With regards to freedom of opinion, thought, expression and the right to seek information the Commission’s monitoring work also found that at various times between the months of July 2021 and May 2022, 54 media personnel, including 15 reported to be in detention in Tigray region, have been arrested and detained for a period ranging from days to months.
At the July 8, 2022 press conference to officially launch the Human Rights Situation in Ethiopia Report also covers an overall assessment of the 6 National Elections that took place during the concluded fiscal year, findings based on the Commission’s work in handling individual complaints, the situation of persons deprived of their liberty and held in irregular places of detention, police stations and prisons.
In addition to human rights violations committed by government bodies/authorities, non-state actors are responsible for large scale human rights violations. The Commission’s monitoring and investigation work also shows that in the context of the war in Northern Ethiopia and conflicts in other parts of the country, armed groups, non organized groups and individuals have carried out ethnic or religious motivated killings, physical injury, forced displacement and destruction or looting of property against civilians.
In his foreword to the report, EHRC Chief Commissioner Daniel Bekele notes “It is a reminder that, since political disagreements/instability are at the root of the overall context of war, conflicts and widespread attacks against civilians that Ethiopia finds itself in at this time, political solutions are an inevitable part of sustainable solutions”.

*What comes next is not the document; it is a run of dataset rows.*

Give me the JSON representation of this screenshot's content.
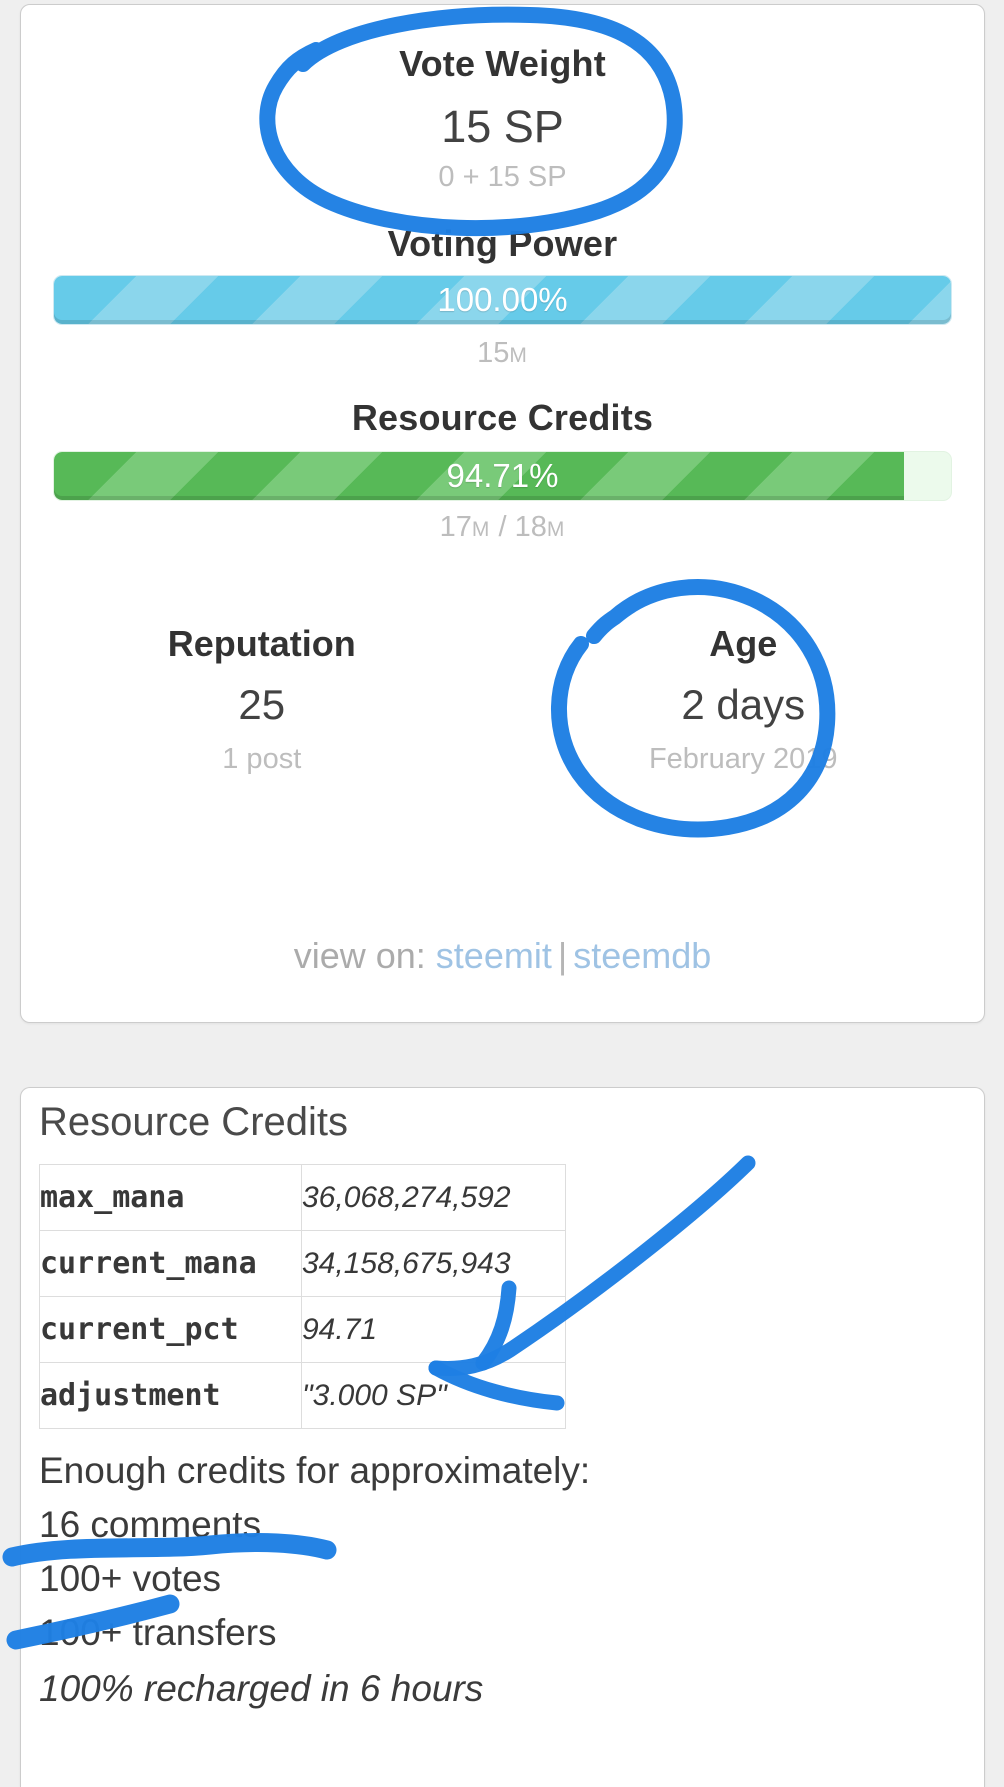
{
  "colors": {
    "page_background": "#efefef",
    "bar_blue": "#66cbe9",
    "bar_blue_stripe": "#8bd6ec",
    "bar_green": "#57b957",
    "bar_green_stripe": "#79ca79",
    "bar_green_track": "#ecfaec",
    "annotation": "#1e7fe3",
    "link": "#9fc3e4",
    "muted_text": "#bdbdbd"
  },
  "account_card": {
    "vote_weight": {
      "label": "Vote Weight",
      "value": "15 SP",
      "sub": "0 + 15 SP"
    },
    "voting_power": {
      "label": "Voting Power",
      "percent": "100.00%",
      "fill_pct": 100,
      "mana": "15",
      "mana_unit": "M"
    },
    "resource_credits": {
      "label": "Resource Credits",
      "percent": "94.71%",
      "fill_pct": 94.71,
      "mana_current": "17",
      "mana_unit_current": "M",
      "mana_separator": " / ",
      "mana_max": "18",
      "mana_unit_max": "M"
    },
    "reputation": {
      "label": "Reputation",
      "value": "25",
      "sub": "1 post"
    },
    "age": {
      "label": "Age",
      "value": "2 days",
      "sub": "February 2019"
    },
    "view_on": {
      "prefix": "view on: ",
      "link1": "steemit",
      "divider": "|",
      "link2": "steemdb"
    }
  },
  "rc_card": {
    "title": "Resource Credits",
    "table": {
      "rows": [
        {
          "key": "max_mana",
          "value": "36,068,274,592"
        },
        {
          "key": "current_mana",
          "value": "34,158,675,943"
        },
        {
          "key": "current_pct",
          "value": "94.71"
        },
        {
          "key": "adjustment",
          "value": "\"3.000 SP\""
        }
      ]
    },
    "enough_line": "Enough credits for approximately:",
    "capabilities": [
      "16 comments",
      "100+ votes",
      "100+ transfers"
    ],
    "recharge_note": "100% recharged in 6 hours"
  }
}
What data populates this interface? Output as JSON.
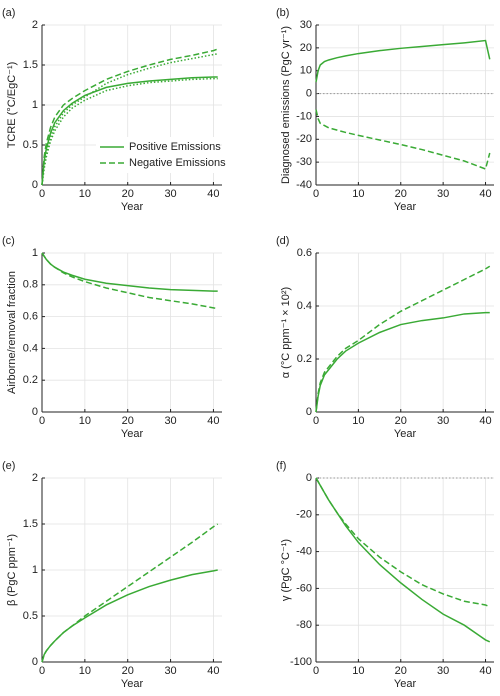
{
  "chart_data": [
    {
      "type": "line",
      "title": "(a)",
      "x_label": "Year",
      "y_label": "TCRE (°C/EgC⁻¹)",
      "x": [
        0,
        0.5,
        1,
        2,
        3,
        5,
        7,
        10,
        15,
        20,
        25,
        30,
        35,
        40,
        41
      ],
      "xlim": [
        0,
        42
      ],
      "xticks": [
        0,
        10,
        20,
        30,
        40
      ],
      "ylim": [
        0,
        2
      ],
      "yticks": [
        0,
        0.5,
        1,
        1.5,
        2
      ],
      "grid": true,
      "zero_line": false,
      "legend": "lower right",
      "series": [
        {
          "name": "Positive Emissions",
          "color": "#3aaa35",
          "style": "solid",
          "values": [
            0,
            0.3,
            0.45,
            0.65,
            0.78,
            0.93,
            1.02,
            1.12,
            1.22,
            1.27,
            1.3,
            1.32,
            1.34,
            1.35,
            1.35
          ]
        },
        {
          "name": "Negative Emissions",
          "color": "#3aaa35",
          "style": "dashed",
          "values": [
            0,
            0.35,
            0.52,
            0.72,
            0.85,
            1.0,
            1.08,
            1.18,
            1.32,
            1.42,
            1.5,
            1.57,
            1.62,
            1.68,
            1.7
          ]
        },
        {
          "color": "#3aaa35",
          "style": "dotted",
          "values": [
            0,
            0.25,
            0.4,
            0.6,
            0.73,
            0.9,
            1.0,
            1.1,
            1.27,
            1.38,
            1.46,
            1.53,
            1.58,
            1.63,
            1.64
          ]
        },
        {
          "color": "#3aaa35",
          "style": "dotted",
          "values": [
            0,
            0.2,
            0.35,
            0.55,
            0.68,
            0.85,
            0.96,
            1.06,
            1.18,
            1.24,
            1.28,
            1.3,
            1.32,
            1.33,
            1.33
          ]
        }
      ]
    },
    {
      "type": "line",
      "title": "(b)",
      "x_label": "Year",
      "y_label": "Diagnosed emissions (PgC yr⁻¹)",
      "x": [
        0,
        0.5,
        1,
        2,
        3,
        5,
        7,
        10,
        15,
        20,
        25,
        30,
        35,
        40,
        41
      ],
      "xlim": [
        0,
        42
      ],
      "xticks": [
        0,
        10,
        20,
        30,
        40
      ],
      "ylim": [
        -40,
        30
      ],
      "yticks": [
        -40,
        -30,
        -20,
        -10,
        0,
        10,
        20,
        30
      ],
      "grid": true,
      "zero_line": true,
      "series": [
        {
          "color": "#3aaa35",
          "style": "solid",
          "values": [
            5,
            10,
            12.5,
            14,
            14.7,
            15.7,
            16.5,
            17.5,
            18.8,
            19.8,
            20.6,
            21.4,
            22.2,
            23.2,
            15
          ]
        },
        {
          "color": "#3aaa35",
          "style": "dashed",
          "values": [
            -7,
            -11,
            -13,
            -14,
            -15,
            -16,
            -17,
            -18.3,
            -20.3,
            -22.3,
            -24.5,
            -27,
            -29.5,
            -33,
            -26
          ]
        }
      ]
    },
    {
      "type": "line",
      "title": "(c)",
      "x_label": "Year",
      "y_label": "Airborne/removal fraction",
      "x": [
        0,
        0.5,
        1,
        2,
        3,
        5,
        7,
        10,
        15,
        20,
        25,
        30,
        35,
        40,
        41
      ],
      "xlim": [
        0,
        42
      ],
      "xticks": [
        0,
        10,
        20,
        30,
        40
      ],
      "ylim": [
        0,
        1
      ],
      "yticks": [
        0,
        0.2,
        0.4,
        0.6,
        0.8,
        1
      ],
      "grid": true,
      "zero_line": false,
      "series": [
        {
          "color": "#3aaa35",
          "style": "solid",
          "values": [
            1,
            0.98,
            0.96,
            0.93,
            0.91,
            0.88,
            0.86,
            0.835,
            0.81,
            0.795,
            0.78,
            0.77,
            0.765,
            0.76,
            0.76
          ]
        },
        {
          "color": "#3aaa35",
          "style": "dashed",
          "values": [
            1,
            0.98,
            0.96,
            0.93,
            0.91,
            0.875,
            0.85,
            0.82,
            0.78,
            0.75,
            0.72,
            0.7,
            0.68,
            0.655,
            0.65
          ]
        }
      ]
    },
    {
      "type": "line",
      "title": "(d)",
      "x_label": "Year",
      "y_label": "α (°C ppm⁻¹ × 10²)",
      "x": [
        0,
        0.5,
        1,
        2,
        3,
        5,
        7,
        10,
        15,
        20,
        25,
        30,
        35,
        40,
        41
      ],
      "xlim": [
        0,
        42
      ],
      "xticks": [
        0,
        10,
        20,
        30,
        40
      ],
      "ylim": [
        0,
        0.6
      ],
      "yticks": [
        0,
        0.2,
        0.4,
        0.6
      ],
      "grid": true,
      "zero_line": false,
      "series": [
        {
          "color": "#3aaa35",
          "style": "solid",
          "values": [
            0,
            0.06,
            0.1,
            0.14,
            0.16,
            0.2,
            0.23,
            0.26,
            0.3,
            0.33,
            0.345,
            0.355,
            0.37,
            0.375,
            0.375
          ]
        },
        {
          "color": "#3aaa35",
          "style": "dashed",
          "values": [
            0,
            0.07,
            0.11,
            0.15,
            0.17,
            0.21,
            0.24,
            0.27,
            0.33,
            0.38,
            0.42,
            0.46,
            0.5,
            0.54,
            0.55
          ]
        }
      ]
    },
    {
      "type": "line",
      "title": "(e)",
      "x_label": "Year",
      "y_label": "β (PgC ppm⁻¹)",
      "x": [
        0,
        0.5,
        1,
        2,
        3,
        5,
        7,
        10,
        15,
        20,
        25,
        30,
        35,
        40,
        41
      ],
      "xlim": [
        0,
        42
      ],
      "xticks": [
        0,
        10,
        20,
        30,
        40
      ],
      "ylim": [
        0,
        2
      ],
      "yticks": [
        0,
        0.5,
        1,
        1.5,
        2
      ],
      "grid": true,
      "zero_line": false,
      "series": [
        {
          "color": "#3aaa35",
          "style": "solid",
          "values": [
            0,
            0.08,
            0.12,
            0.18,
            0.23,
            0.32,
            0.39,
            0.48,
            0.62,
            0.73,
            0.82,
            0.89,
            0.95,
            0.99,
            1.0
          ]
        },
        {
          "color": "#3aaa35",
          "style": "dashed",
          "values": [
            0,
            0.08,
            0.12,
            0.18,
            0.23,
            0.32,
            0.39,
            0.5,
            0.66,
            0.82,
            0.98,
            1.14,
            1.3,
            1.47,
            1.5
          ]
        }
      ]
    },
    {
      "type": "line",
      "title": "(f)",
      "x_label": "Year",
      "y_label": "γ (PgC °C⁻¹)",
      "x": [
        0,
        0.5,
        1,
        2,
        3,
        5,
        7,
        10,
        15,
        20,
        25,
        30,
        35,
        40,
        41
      ],
      "xlim": [
        0,
        42
      ],
      "xticks": [
        0,
        10,
        20,
        30,
        40
      ],
      "ylim": [
        -100,
        0
      ],
      "yticks": [
        -100,
        -80,
        -60,
        -40,
        -20,
        0
      ],
      "grid": true,
      "zero_line": true,
      "series": [
        {
          "color": "#3aaa35",
          "style": "solid",
          "values": [
            0,
            -2,
            -4,
            -8,
            -12,
            -19,
            -26,
            -35,
            -47,
            -57,
            -66,
            -74,
            -80,
            -88,
            -89
          ]
        },
        {
          "color": "#3aaa35",
          "style": "dashed",
          "values": [
            0,
            -2,
            -4,
            -8,
            -12,
            -19,
            -25,
            -33,
            -43,
            -51,
            -58,
            -63,
            -67,
            -69,
            -70
          ]
        }
      ]
    }
  ]
}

Adding that the report is based on findings from the Commission’s monitoring and investigation work, advocacy, documentation, assessment, human rights education related activities during the just concluded fiscal year as a result of which it is bound to have temporal, geographic and human rights issues coverage limitations, Daniel Bekele also said “ Though this first annual human rights situation report does not purport to be an exhaustive list of incidents of human rights violations, it provides a comprehensive overview of human rights concerns that require immediate and urgent attention. As such, and with the recommendations it puts forth, the report is a useful tool for federal and regional governments in particular to review and take corrective measures in their respective area of work.” The Chief Commissioner also indicated that the report also aims to contribute to the work of both national and international organizations.